Against this backdrop, I struggled to read the instructions on lighting the old propane tank that served our thermo-siphon system.
I balked at a fire in August just for a hot bath even though this was winter. I had succeeded in getting the pilot going and was getting ready to ignite the heating element.
My wife, who was a veteran of several of my failed plumbing experiments, was begging me not to activate the propane. I pointed out that if I was going to blow us up with propane, we would already be dead. I had plumbed the propane refrigerator a year ago. The pressure relief valve on the water tank would go off if things got out of control. I assured her, my plumbing would give up long before pressure could build to explosion.
I ignited the burner and everything looked good. When we had 30 gallons of hot-what-ever, it shut off. By then, my wife and I had more-or-less stopped arguing. We left to catch the relatively recent release: “Alien” with Sigourney Weaver.
Stand with me in line to get our tickets to Olympic Theater’s 1980 presentation of “Alien” here in Forks. That’s Estene Fletcher, the owner, behind the glass booth. She is wearing the same mink, biting a tail it caught 50 years ago. That’s my friend, Dean, selling popcorn.
A few months from now in 1980, the popcorn hopper will fall and almost knock Dean’s foot off. In the main room of the theater, there is the inverted map of the Olympic Peninsula on the western wall.
My friend Louis leans out from a slit in the projection booth and pears at the screen through thick corrective lenses trying to focus the picture as the screen is struck by the first of many projectiles hurled at it by a riotous crowd.

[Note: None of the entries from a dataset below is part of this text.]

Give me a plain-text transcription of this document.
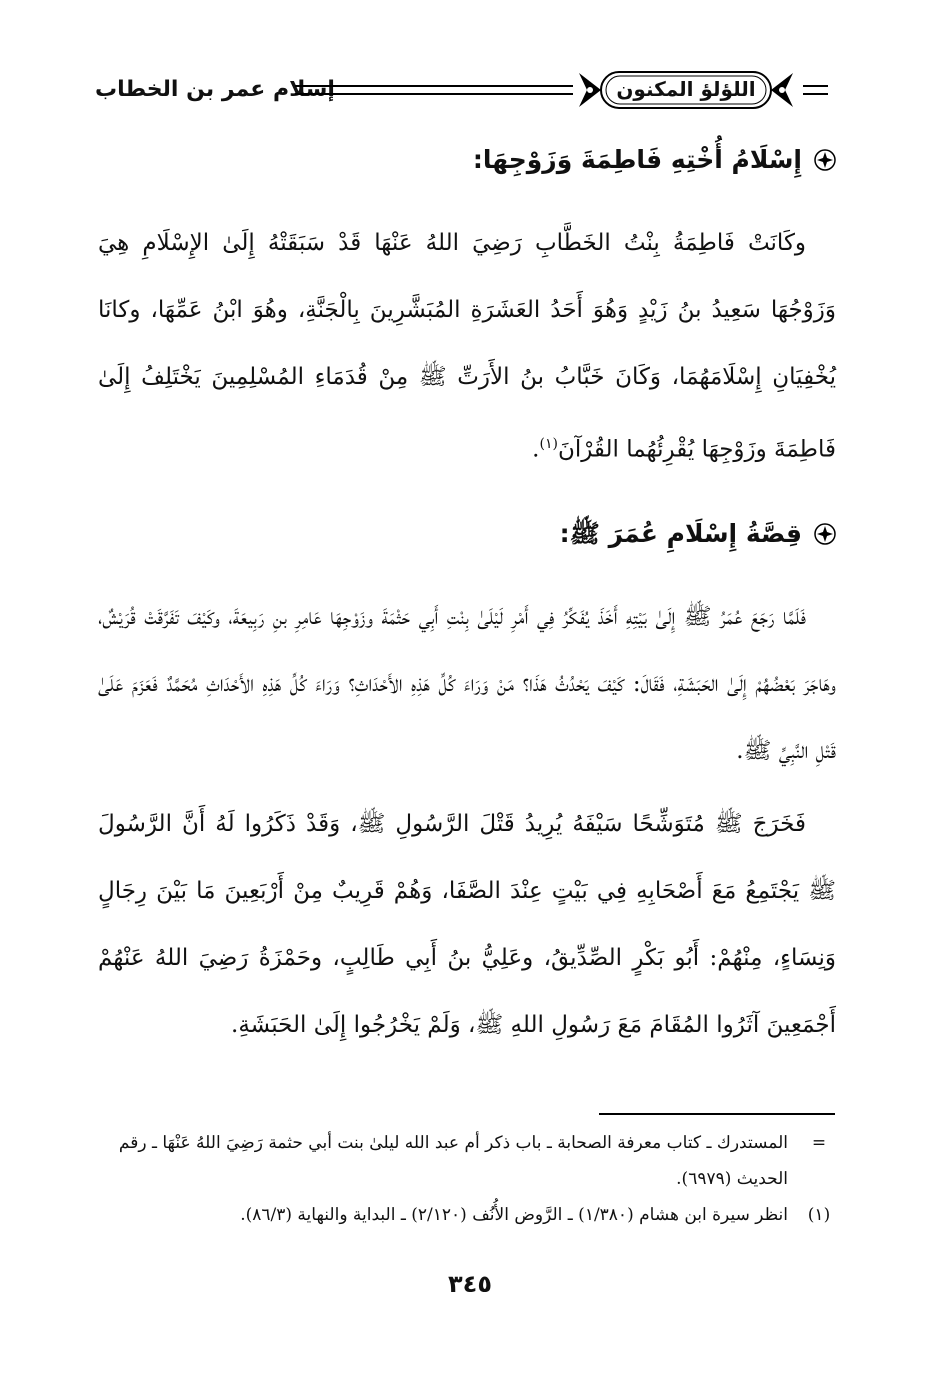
إسلام عمر بن الخطاب	اللؤلؤ المكنون
إِسْلَامُ أُخْتِهِ فَاطِمَةَ وَزَوْجِهَا:

وكَانَتْ فَاطِمَةُ بِنْتُ الخَطَّابِ رَضِيَ اللهُ عَنْهَا قَدْ سَبَقَتْهُ إِلَىٰ الإِسْلَامِ هِيَ وَزَوْجُهَا سَعِيدُ بنُ زَيْدٍ وَهُوَ أَحَدُ العَشَرَةِ المُبَشَّرِينَ بِالْجَنَّةِ، وهُوَ ابْنُ عَمِّهَا، وكانَا يُخْفِيَانِ إِسْلَامَهُمَا، وَكَانَ خَبَّابُ بنُ الأَرَتِّ ﷺ مِنْ قُدَمَاءِ المُسْلِمِينَ يَخْتَلِفُ إِلَىٰ فَاطِمَةَ وزَوْجِهَا يُقْرِئُهُما القُرْآنَ$^{(١)}$.

قِصَّةُ إِسْلَامِ عُمَرَ ﷺ:

فَلَمَّا رَجَعَ عُمَرُ ﷺ إِلَىٰ بَيْتِهِ أَخَذَ يُفَكِّرُ فِي أَمْرِ لَيْلَىٰ بِنْتِ أَبِي حَثْمَةَ وزَوْجِهَا عَامِرِ بنِ رَبِيعَةَ، وكَيْفَ تَفَرَّقَتْ قُرَيْشٌ، وهَاجَرَ بَعْضُهُمْ إِلَىٰ الحَبَشَةِ، فَقَالَ: كَيْفَ يَحْدُثُ هَذَا؟ مَنْ وَرَاءَ كُلِّ هَذِهِ الأَحْدَاثِ؟ وَرَاءَ كُلِّ هَذِهِ الأَحْدَاثِ مُحَمَّدٌ فَعَزَمَ عَلَىٰ قَتْلِ النَّبِيِّ ﷺ.

فَخَرَجَ ﷺ مُتَوَشِّحًا سَيْفَهُ يُرِيدُ قَتْلَ الرَّسُولِ ﷺ، وَقَدْ ذَكَرُوا لَهُ أَنَّ الرَّسُولَ ﷺ يَجْتَمِعُ مَعَ أَصْحَابِهِ فِي بَيْتٍ عِنْدَ الصَّفَا، وَهُمْ قَرِيبٌ مِنْ أَرْبَعِينَ مَا بَيْنَ رِجَالٍ وَنِسَاءٍ، مِنْهُمْ: أَبُو بَكْرٍ الصِّدِّيقُ، وعَلِيُّ بنُ أَبِي طَالِبٍ، وحَمْزَةُ رَضِيَ اللهُ عَنْهُمْ أَجْمَعِينَ آثَرُوا المُقَامَ مَعَ رَسُولِ اللهِ ﷺ، وَلَمْ يَخْرُجُوا إِلَىٰ الحَبَشَةِ.

=
المستدرك ـ كتاب معرفة الصحابة ـ باب ذكر أم عبد الله ليلىٰ بنت أبي حثمة رَضِيَ اللهُ عَنْهَا ـ رقم الحديث (٦٩٧٩).

(١)
انظر سيرة ابن هشام (١/٣٨٠) ـ الرَّوض الأُنُف (٢/١٢٠) ـ البداية والنهاية (٨٦/٣).

٣٤٥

But “Alien” pretty much scared the mischief out of us. My wife and I forgot about our disagreements. We held each other’s hand coming into the darkened house and finding our way back to the safety of our bed. Safe until a little after 2 in the morning.
Somehow the Alien had followed us home from the theater and set up shop in one or both of my 50-gallon water tanks! Water sloshed around madly.
Something much larger than salmon was swimming in our plumbing. “Get up and see what it is,” hissed my wife under the covers where she already was seeking sanctuary. “You check what it is!” I hissed back from under the covers, ever the egalitarian.
I suppose it’s the mark of a coward, when sense of toilet is higher than protection of homeland from Aliens. I had to get up to micturate.
That’s when I felt the hot breath of the Beast on my skin. And the Beast was My Own Ignorance come back to haunt me. I had installed no check valve to keep the hot water from back flowing into cold water supply.
The Second Law of Thermodynamics and Chaos theory, expressed for laymen as “Murphy’s Law,” dictate that a random gurgling will develop into a convective chimney and, given a chance, create 100 gallons of scalding hot water at its high point supported by a cheap polypipe system designed for cold water only. (Well, I may have stoked the odds of catastrophe a bit.)
But the laws of probability did not support me being chased back to bed by an Alien issuing from my plumbing. Instead, I faced a whole night of I-told-you-so’s to escape 100 gallons of scalding water.
It melted every shred of plumbing in our cabin and flowed through two floors and steamed out into the night. But the Beast of my Ignorance would return for me in my future engineering.